Bruno, Bumble and Lola, caught playing in the tub.
Molly/Bella and her new mom.
Yesterday I spent some time at the cemetery with my Dad, my Grossie (great grandma) and some other old friends. I don't get out there often, it's in Smallburg and I rarely venture out that way anymore. There is nothing for me since my family became fractured and my Granny passed away a few years ago.
I do like the quiet solitude of the cemetery. It's peaceful and I find myself reflecting on my life, my Dad, lost friends and loved ones while I walk the winding pathways. I always clear the clover and dirt of off the plaque for the Smallburg Board Of Trade that bares my fathers name. Seeing his name always gives me some measure of comfort... It has been nearly 10 years since he died and he has not been forgotten. His name is there for everyone to see...I like that.

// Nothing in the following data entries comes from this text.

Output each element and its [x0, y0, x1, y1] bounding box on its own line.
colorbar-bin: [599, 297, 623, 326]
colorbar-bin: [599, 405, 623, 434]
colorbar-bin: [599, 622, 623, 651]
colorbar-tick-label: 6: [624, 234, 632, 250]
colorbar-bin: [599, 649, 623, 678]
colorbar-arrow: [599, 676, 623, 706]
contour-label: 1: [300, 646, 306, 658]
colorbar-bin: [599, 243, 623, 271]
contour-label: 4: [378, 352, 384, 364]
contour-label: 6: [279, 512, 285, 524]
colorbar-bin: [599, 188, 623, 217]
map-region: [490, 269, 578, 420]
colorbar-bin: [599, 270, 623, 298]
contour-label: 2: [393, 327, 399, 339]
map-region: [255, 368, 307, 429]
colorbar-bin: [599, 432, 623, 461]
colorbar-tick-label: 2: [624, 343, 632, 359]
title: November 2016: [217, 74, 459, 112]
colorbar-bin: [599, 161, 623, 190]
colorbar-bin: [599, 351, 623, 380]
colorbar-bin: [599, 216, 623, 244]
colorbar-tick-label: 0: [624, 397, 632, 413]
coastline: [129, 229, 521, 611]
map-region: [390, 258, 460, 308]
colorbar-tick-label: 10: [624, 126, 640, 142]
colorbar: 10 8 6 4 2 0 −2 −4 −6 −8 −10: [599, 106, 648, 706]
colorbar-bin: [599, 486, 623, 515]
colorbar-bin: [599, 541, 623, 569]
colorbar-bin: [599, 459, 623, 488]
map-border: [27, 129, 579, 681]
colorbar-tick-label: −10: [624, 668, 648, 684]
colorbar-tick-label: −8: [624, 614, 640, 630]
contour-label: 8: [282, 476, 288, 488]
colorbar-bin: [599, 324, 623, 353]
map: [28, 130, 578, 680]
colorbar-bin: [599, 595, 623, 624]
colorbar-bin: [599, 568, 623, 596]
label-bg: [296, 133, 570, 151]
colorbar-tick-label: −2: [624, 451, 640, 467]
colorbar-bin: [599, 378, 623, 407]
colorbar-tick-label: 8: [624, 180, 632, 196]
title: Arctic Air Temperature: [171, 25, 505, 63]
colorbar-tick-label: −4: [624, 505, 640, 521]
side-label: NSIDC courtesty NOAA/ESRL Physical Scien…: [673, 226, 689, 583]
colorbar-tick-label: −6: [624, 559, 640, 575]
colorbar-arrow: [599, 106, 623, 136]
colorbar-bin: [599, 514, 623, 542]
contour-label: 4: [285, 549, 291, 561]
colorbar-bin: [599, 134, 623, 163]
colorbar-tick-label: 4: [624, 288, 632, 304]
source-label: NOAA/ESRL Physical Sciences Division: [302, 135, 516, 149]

Today was relatively quiet..As quiet as can be when all of my girls are at home. We don't see enough of KC - she is busy with work and school, and of course, Spencer. Shawn got a pile of gifts from the girls, and best of all, we were all in the same room. At the same time.
Kayla and Cody have two more days of high school and then they are done.
It is so hard for me to wrap my brain around the fact that wee little Kayla is all grown up. She is undecided about the fall, she is wants to take something, learn something, but what is the real question. In the meanwhile she is pounding the pavement looking for work.
Cody is taking a summer school course and then is thinking of an apprenticeship. I have no idea how much longer he will be with us, but we are not pushing him out the door. We want him to have a head start and the only way that he can have that is if he has a safe, warm place to live with no worries.
Jessica is almost done grade nine. My baby. How? When? It seems unreal to me. Sometimes I wish that she were 4 again, and I was her whole world. Those days passed so quickly, at the speed of light.
Friday I will be 40.
I don't feel 40 and if you ask most of the people that know me, they will saw that I most certainly do not act 40. Still, there it is...
My mental health has improved expediently in these past weeks,and I am happy with where I am right now, but I still pause to wonder....
I`m not sure what I wanted to be when I grew up, but I am pretty sure this isn`t it.
Who knows what the next 40 years are going to be like? My guess is that whatever the universe has in store for me, it will be anything but boring.